Warum die Oscarverleihung von 1972 bis heute zu den besten aller Zeiten zählt.

Manche Zeremonien prägen ihre Ära, andere überdauern Jahrzehnte, ohne jemals an Glanz zu verlieren. Die Oscarverleihung von 1972 gehört zweifellos zu diesen fast magischen Momenten, die Filmfans bis heute faszinieren. Warum gilt sie auch mehr als fünfzig Jahre später noch als eine der größten aller Zeiten? Weil sie an einem einzigen Abend die Seele eines Hollywoods im Umbruch einfing, im Spannungsfeld zwischen prunkvoller Tradition und kreativer Kühnheit – ein Symbol für Hollywoods goldenes Zeitalter.

Eine Ausgabe, die kühnes und bahnbrechendes Kino feierte

Bei der 44. Oscarverleihung wurden Filme geehrt, die zu Kultklassikern geworden sind.

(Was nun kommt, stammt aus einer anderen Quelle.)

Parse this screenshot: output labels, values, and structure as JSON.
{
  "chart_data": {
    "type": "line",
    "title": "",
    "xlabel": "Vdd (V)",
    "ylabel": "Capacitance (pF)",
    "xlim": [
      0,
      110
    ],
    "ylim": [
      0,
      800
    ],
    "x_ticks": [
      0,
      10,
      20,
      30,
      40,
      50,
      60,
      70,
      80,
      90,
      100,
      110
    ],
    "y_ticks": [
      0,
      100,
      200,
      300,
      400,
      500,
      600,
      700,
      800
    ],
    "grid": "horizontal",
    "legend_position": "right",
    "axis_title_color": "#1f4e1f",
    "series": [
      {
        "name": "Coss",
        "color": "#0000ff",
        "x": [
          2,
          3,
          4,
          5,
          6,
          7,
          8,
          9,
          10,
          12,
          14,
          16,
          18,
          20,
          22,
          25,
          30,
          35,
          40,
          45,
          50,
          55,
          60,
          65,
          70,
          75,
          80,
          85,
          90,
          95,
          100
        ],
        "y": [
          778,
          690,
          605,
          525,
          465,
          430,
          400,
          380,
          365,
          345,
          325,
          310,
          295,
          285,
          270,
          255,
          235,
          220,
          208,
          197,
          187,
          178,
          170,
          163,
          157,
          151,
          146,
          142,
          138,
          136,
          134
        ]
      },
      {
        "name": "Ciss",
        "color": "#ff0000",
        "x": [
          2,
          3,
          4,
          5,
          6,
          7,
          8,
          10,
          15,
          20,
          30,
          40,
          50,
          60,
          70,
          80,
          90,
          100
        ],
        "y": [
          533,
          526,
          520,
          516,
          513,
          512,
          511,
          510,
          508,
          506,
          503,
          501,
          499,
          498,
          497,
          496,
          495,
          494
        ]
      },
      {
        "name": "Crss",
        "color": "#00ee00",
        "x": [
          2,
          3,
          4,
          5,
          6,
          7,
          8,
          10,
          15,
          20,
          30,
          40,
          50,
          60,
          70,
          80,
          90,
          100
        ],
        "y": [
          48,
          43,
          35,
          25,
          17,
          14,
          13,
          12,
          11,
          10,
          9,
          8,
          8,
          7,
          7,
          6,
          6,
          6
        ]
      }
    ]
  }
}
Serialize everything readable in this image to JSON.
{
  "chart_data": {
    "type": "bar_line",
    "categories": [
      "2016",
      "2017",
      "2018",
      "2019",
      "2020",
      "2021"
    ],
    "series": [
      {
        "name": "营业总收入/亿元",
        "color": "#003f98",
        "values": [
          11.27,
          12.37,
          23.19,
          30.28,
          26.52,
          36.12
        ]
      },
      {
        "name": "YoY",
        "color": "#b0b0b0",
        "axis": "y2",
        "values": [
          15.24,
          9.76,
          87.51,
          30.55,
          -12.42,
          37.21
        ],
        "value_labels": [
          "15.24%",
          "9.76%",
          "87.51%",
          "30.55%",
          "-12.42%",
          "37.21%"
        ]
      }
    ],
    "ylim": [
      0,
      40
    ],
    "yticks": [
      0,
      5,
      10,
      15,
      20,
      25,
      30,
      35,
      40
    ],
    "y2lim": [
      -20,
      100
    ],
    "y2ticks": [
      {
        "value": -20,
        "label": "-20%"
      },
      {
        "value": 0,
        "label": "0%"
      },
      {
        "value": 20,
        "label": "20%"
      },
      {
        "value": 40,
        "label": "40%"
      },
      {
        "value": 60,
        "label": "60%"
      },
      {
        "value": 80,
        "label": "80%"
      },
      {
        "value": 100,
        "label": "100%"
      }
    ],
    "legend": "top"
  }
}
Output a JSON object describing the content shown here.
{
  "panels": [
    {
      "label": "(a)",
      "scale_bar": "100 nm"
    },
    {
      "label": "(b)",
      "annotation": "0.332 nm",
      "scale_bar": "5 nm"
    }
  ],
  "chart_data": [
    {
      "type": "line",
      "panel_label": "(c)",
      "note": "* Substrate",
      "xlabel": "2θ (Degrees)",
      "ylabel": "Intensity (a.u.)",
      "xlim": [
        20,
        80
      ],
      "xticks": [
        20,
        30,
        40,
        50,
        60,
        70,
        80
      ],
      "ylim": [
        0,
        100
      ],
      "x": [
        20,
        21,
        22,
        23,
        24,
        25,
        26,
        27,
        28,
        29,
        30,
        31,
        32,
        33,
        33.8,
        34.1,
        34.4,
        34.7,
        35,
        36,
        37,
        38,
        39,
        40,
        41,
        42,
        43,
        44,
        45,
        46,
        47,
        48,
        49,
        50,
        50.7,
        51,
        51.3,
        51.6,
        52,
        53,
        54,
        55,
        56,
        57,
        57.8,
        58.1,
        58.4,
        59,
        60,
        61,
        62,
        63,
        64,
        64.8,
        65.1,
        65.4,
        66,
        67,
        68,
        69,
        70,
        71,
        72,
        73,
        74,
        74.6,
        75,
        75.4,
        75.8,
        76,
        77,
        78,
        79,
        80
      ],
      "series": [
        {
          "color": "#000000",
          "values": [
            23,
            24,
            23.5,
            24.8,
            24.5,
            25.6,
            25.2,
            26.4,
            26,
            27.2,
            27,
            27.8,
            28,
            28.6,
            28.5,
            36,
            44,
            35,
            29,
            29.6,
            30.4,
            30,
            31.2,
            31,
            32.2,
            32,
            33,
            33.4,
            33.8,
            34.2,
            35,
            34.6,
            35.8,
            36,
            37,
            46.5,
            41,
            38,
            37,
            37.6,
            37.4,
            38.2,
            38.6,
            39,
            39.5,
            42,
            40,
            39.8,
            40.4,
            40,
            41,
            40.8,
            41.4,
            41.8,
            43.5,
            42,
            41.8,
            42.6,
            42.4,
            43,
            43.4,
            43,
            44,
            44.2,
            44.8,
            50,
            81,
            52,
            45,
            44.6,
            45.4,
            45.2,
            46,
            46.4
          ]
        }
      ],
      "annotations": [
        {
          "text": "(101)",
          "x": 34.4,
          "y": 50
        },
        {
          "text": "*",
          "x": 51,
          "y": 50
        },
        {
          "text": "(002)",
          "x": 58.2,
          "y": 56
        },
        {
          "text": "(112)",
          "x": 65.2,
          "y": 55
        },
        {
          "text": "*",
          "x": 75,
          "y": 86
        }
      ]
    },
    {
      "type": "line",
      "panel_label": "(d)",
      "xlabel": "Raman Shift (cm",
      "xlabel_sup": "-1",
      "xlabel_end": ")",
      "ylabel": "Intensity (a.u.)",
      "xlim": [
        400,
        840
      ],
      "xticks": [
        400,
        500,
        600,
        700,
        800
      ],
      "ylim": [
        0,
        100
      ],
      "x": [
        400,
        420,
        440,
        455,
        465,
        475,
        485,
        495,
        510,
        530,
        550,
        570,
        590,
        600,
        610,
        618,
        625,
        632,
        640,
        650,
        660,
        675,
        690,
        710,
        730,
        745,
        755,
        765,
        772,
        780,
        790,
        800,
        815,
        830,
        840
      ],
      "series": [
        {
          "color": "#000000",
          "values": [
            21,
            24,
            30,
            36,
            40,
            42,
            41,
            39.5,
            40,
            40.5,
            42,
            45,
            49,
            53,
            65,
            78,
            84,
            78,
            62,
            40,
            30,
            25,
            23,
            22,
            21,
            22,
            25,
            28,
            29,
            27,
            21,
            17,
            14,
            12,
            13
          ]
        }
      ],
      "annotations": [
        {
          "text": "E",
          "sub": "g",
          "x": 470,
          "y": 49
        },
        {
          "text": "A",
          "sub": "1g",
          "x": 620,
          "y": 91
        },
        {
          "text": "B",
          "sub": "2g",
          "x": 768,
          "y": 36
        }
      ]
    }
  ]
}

Der große Gewinner des Abends, „French Connection“, fesselte das Publikum mit seinem schonungslosen Realismus und seiner Intensität. Unter der Regie von William Friedkin brachte der Film Gene Hackman einen unvergesslichen Oscar ein, so spürbar war seine Rührung auf der Bühne.

Doch in jenem Jahr beschränkte sich die Vielfalt des Kinos nicht auf ein einziges Genre. Zwischen der verstörenden Vision von „A Clockwork Orange“, der musikalischen Sensibilität von „Fiddler on the Roof“ und der bewegenden Nostalgie von „The Last Picture Show“ zeigte Hollywood sein ganzes Talent und seine kreative Freiheit.